E’ evidente che entrambi gli approcci hanno compromesso una ricerca ed una riflessione seria sul socialismo presente e futuro ed esposto la sinistra al vuoto ed all’incongruenza politico-culturale più totale.
In realtà l’unico, tra i dirigenti politici di rilievo della sinistra, che ha cercato di avviare una riflessione seria su tale tema è stato Fausto Bertinotti (che certo ha pure le sue responsabilità soprattutto per aver introdotto il concetto deleterio delle “due sinistre”). Il quale ha comunque visto nella cultura socialista precraxiana (anni 60 e 70) un punto di riferimento importante per avviare la ricerca e la costruzione di un “socialismo del XXI secolo”.
“Sinistra e Libertà” potrà prendere corpo se farà di tale riflessione l’asse portante della sua cultura politica. Il compito di chi si riconosce nella tradizione socialista è di stare in “Sinistra e Libertà” non come corrente o riserva indiana, ma per stimolare costantemente la riflessione e la ricerca in tale direzione.
Nella crisi complessiva della sinistra europea occorre rilanciare un nuovo progetto socialista; in parte questa consapevolezza pare stia emergendo sia in settori del PSE che della GUE.
L’essere socialisti non pone nessun discrimine verso chi si considera comunista.
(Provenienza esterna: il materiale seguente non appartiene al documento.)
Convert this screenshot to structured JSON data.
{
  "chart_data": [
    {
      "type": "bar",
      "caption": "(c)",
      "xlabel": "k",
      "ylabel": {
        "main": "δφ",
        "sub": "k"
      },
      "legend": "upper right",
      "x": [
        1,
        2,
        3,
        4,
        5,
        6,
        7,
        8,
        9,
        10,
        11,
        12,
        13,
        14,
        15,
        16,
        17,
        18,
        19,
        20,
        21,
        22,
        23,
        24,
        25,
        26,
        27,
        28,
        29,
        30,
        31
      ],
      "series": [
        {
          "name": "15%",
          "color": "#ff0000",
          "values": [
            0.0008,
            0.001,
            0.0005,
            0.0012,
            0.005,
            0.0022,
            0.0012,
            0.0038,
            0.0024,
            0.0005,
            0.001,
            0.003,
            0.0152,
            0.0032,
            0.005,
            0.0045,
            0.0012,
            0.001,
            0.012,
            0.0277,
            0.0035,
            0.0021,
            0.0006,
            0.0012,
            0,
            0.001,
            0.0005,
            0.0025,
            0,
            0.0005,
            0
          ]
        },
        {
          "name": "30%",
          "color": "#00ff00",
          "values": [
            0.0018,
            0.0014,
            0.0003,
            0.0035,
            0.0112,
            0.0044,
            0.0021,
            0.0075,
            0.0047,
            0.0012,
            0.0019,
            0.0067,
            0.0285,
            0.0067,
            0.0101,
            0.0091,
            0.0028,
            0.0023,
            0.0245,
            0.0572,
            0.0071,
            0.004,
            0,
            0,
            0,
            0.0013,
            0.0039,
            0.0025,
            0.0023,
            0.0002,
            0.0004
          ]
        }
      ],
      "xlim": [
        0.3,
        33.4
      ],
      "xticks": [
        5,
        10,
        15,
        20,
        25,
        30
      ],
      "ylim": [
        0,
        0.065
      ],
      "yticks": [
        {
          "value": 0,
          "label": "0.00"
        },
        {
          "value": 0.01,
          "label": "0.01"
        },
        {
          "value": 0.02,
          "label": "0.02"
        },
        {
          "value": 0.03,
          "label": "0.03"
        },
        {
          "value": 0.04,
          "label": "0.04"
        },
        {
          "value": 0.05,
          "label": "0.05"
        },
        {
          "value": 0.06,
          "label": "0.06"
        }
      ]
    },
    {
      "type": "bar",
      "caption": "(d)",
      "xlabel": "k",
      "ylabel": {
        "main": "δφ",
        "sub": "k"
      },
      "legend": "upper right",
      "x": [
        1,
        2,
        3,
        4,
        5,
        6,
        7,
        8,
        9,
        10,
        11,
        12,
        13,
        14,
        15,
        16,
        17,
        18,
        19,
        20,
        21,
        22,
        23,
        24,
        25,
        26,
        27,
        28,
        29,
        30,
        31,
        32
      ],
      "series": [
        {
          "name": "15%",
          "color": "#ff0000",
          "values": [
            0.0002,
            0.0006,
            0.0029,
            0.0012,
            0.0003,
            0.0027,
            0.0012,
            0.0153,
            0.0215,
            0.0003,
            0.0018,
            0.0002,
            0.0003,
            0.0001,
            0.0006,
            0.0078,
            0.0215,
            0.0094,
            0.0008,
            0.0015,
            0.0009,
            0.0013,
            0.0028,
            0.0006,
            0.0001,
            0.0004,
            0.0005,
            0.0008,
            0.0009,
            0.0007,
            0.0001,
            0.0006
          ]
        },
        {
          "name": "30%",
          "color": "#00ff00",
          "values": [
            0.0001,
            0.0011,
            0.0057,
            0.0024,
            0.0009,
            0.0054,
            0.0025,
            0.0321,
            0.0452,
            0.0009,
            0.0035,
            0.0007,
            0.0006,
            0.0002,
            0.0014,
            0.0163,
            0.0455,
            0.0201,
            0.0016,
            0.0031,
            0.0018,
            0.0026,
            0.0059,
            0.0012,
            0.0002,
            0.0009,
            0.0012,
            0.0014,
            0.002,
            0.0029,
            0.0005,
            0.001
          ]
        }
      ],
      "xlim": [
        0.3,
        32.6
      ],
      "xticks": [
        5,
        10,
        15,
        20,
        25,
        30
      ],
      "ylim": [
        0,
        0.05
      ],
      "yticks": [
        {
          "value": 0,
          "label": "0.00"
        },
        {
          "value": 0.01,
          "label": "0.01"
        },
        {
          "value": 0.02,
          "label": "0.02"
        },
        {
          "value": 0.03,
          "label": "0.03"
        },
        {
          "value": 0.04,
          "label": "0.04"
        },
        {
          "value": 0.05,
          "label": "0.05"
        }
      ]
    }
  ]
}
Il comunismo revisionista e libertario di Vendola è pienamente integrabile con il socialismo democratico e libertario del periodo precraxiano.
Noi socialisti dobbiamo liberarci definitivamente del fantasma di Craxi, chi si considera comunista deve definitivamente prendere atto del fallimento del comunismo storico realmente realizzato e di non perdere tempo appresso ai peronisti megalomani e millantatori come Chavez.
Socialismo democratico non significa affatto rinuncia alla critica del capitalismo: oggi più che mai.
Ho già detto altrove che in occidente l’unico progetto concreto di superamento graduale del capitalismo nella democrazia e nella libertà fu quello della socialdemocrazia svedese di Olof Palme con il Piano Meidner (che fu realizzato solo in parte – negli anni 80 iniziò l’egemonia ideologica liberista), così come la riflessione dei socialisti francesi, quella della sinistra socialista italiana – nello stesso periodo. Il PCI di Berlinguer che pure nei comizi parlava in modo generico di “fuoriuscita dal capitalismo” ma nei programmi concreti non la proponeva certo riproducendo le comunque buone idee della socialdemocrazia classica. La quale non ha superato l’orizzonte del capitalismo ma ha tuttavia realizzato il modello sociale più avanzato.
Oggi di fronte alla crisi profonda del modello capitalista-liberista si ripropone il tema di riforme di struttura radicali; tornano in campo le idee di Olof Palme, di Gilles Martinet e del grande Riccardo Lombardi. Quella di una politica socialista riformatrice che si ponga il tema (nel lungo periodo ) del superamento dell’orizzonte capitalistico.
Quindi una riflessione sul nuovo socialismo.
Senza di esso non potrà esistere alcuna sinistra.